Отца часто спрашивали, где и когда он успел столько всего прочесть и узнать. Я не сомневаюсь в том, что знание он принес с собой и легко достал изнутри, словно вспомнив в какой-то момент нужные имена и книги и начав за ними охоту по джунглям совдеповских библиотек, где они были столь же редки, как cyanopsitta spixif – попугай голубой ара. Так называемое «систематическое обучение» он, разумеется, презирал и университет бросил – кто и чему мог научить его в совдепе? «Если ты родился мастером, то стоит тебе прикоснуться к правильному материалу, как знание вспыхивает внутри». Это сейчас легко отыскать правильные книги, а в 60-е годы он двигался на ощупь и никогда не ошибался, как никогда не ошибается слепой, ощупывая незнакомый предмет и напрямую проникая в его качество и суть. Отец говорил, что стоит ему просто подержать книгу в руках, как он уже знает про нее все; впрочем, обычно достаточно и просто взглянуть на фамилию автора. Однажды, взглянув на фамилию Генон, отец сразу понял, что выудил бриллиант; он стал первым, кто открыл Генона в советском пространстве, и, читая «Царство количества», испытывал настоящее потрясение: неужели можно так мыслить, так писать об этом, так адекватно оценивать мир?
Списка своих учителей, как это принято, с выражением «признательности и благодарности» отец никогда не называл, потому что их у него никогда не было. Единственное одобрительное упоминание я слышала в адрес его школьного учителя словесности Сан Саныча; именно он дал наводку на библиотеку Иностранной литературы, и Женя там пропал. Каким-то образом ему удалось проникнуть в святая святых – в закрытый отдел, в спецхран, и на время он там практически поселился, обаяв тамошних сотрудниц. Но, в сущности, он учился у самого себя, годам к тридцати уже обзаведясь недурным кругом единомышленников и собеседников: Клагесом и Парацельсом, Джорджем Риппли и Александром Сетоном, Агриппой Нестенгеймским, Фулканелли и Канселье, многими другими. Он не читал и не изучал их, он существовал рядом с ними, разговаривал, иногда возражал, иногда соглашался, иногда хохотал, обожал подшучивать, перевирать их цитаты, смеяться над звериной серьезностью их адептов и последователей, мистифицировал профанов, просто в их обществе он чувствовал себя абсолютно свободно.
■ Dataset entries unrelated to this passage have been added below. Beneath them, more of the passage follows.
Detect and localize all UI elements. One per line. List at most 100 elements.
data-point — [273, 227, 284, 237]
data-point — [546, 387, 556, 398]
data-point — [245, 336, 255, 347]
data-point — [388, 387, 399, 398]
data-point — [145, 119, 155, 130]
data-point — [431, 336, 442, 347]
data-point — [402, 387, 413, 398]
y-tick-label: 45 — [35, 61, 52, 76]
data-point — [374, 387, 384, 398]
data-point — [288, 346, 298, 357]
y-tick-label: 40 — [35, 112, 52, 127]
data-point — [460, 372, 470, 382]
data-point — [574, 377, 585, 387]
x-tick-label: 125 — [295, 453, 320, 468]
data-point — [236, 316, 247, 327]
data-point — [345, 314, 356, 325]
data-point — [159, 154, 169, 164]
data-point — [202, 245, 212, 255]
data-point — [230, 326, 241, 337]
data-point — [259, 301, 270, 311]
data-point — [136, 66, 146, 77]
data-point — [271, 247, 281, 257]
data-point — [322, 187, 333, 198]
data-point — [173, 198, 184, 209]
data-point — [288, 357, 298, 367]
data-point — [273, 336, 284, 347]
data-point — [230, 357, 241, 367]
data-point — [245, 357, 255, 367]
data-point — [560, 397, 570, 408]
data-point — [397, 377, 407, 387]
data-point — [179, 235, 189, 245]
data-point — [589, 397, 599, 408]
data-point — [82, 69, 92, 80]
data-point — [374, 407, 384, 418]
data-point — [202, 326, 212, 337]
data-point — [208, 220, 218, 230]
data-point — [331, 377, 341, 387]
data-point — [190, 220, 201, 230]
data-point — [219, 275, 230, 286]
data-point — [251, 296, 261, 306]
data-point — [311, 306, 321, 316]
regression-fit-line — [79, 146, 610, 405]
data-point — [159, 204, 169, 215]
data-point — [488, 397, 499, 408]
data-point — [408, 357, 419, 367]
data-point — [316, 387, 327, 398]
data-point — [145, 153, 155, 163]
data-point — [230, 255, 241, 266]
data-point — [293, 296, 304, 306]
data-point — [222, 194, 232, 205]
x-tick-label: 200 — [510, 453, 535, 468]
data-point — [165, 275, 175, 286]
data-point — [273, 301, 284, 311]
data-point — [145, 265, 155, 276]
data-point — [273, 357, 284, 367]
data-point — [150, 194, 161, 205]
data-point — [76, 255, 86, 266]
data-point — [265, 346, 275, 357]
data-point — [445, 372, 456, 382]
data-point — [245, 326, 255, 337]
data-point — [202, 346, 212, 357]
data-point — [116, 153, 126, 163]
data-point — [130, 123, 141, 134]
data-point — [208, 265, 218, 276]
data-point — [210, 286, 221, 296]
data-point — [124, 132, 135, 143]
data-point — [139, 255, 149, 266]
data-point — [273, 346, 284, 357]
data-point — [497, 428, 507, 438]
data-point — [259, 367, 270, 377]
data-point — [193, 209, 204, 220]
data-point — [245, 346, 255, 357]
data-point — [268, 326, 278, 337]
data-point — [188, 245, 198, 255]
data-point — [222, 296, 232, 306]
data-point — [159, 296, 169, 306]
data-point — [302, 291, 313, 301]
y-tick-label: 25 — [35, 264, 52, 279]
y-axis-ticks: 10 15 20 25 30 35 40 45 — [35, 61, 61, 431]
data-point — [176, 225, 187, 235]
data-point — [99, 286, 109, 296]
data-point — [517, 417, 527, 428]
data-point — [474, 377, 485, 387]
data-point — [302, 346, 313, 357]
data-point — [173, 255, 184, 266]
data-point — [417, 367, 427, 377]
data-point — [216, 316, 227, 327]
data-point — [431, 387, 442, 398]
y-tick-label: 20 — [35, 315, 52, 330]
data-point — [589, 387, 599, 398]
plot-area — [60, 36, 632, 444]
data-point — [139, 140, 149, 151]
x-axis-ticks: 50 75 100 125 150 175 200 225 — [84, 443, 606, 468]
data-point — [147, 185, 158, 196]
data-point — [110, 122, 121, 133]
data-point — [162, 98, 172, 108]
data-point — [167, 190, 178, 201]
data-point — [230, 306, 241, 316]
Нисколько не уважал ученость, хотя многие завидовали его исключительной эрудиции; считал, что книги – последнее, где можно чему-то научиться, мертвые, пыльные, «прибежище бухгалтеров и счетоводов». Альтернатива? Вот, например, мы часто гуляли с ним в лесу. «Птицы живут в нескольких мирах, их голоса там и тут, слушай птиц. Слушай! Ты о многом догадаешься, поняв, почему иволга плачет, а малиновка смеется». Он говорил, что Парацельс о многом догадался, используя примерно такой же метод. Однажды под Москвой мы наткнулись на вырванный с корнем дуб: «Ну-ка скажи, почему сюда никогда не сядет ворон?» – «Сядет!» Он проверял, оказывается. Когда-то прочитав у Александра Сетона, что «ворон ненавидит вырванный с корнем дуб», отец сначала решил проверить, совпадает ли символическое выражение этой алхимической формулы с природными фактами, и в молодости наблюдал за вырванным с корнем дубом целую неделю. Воронов вокруг было, как обычно, полно, но ни одна из этих птиц не посмела приблизиться к дубу. Почему? Этого воп роса задавать было нельзя. Мир не связан причинными связями, он соткан из симпатий и антипатий, сближений и отталкиваний, совпадений и антитез.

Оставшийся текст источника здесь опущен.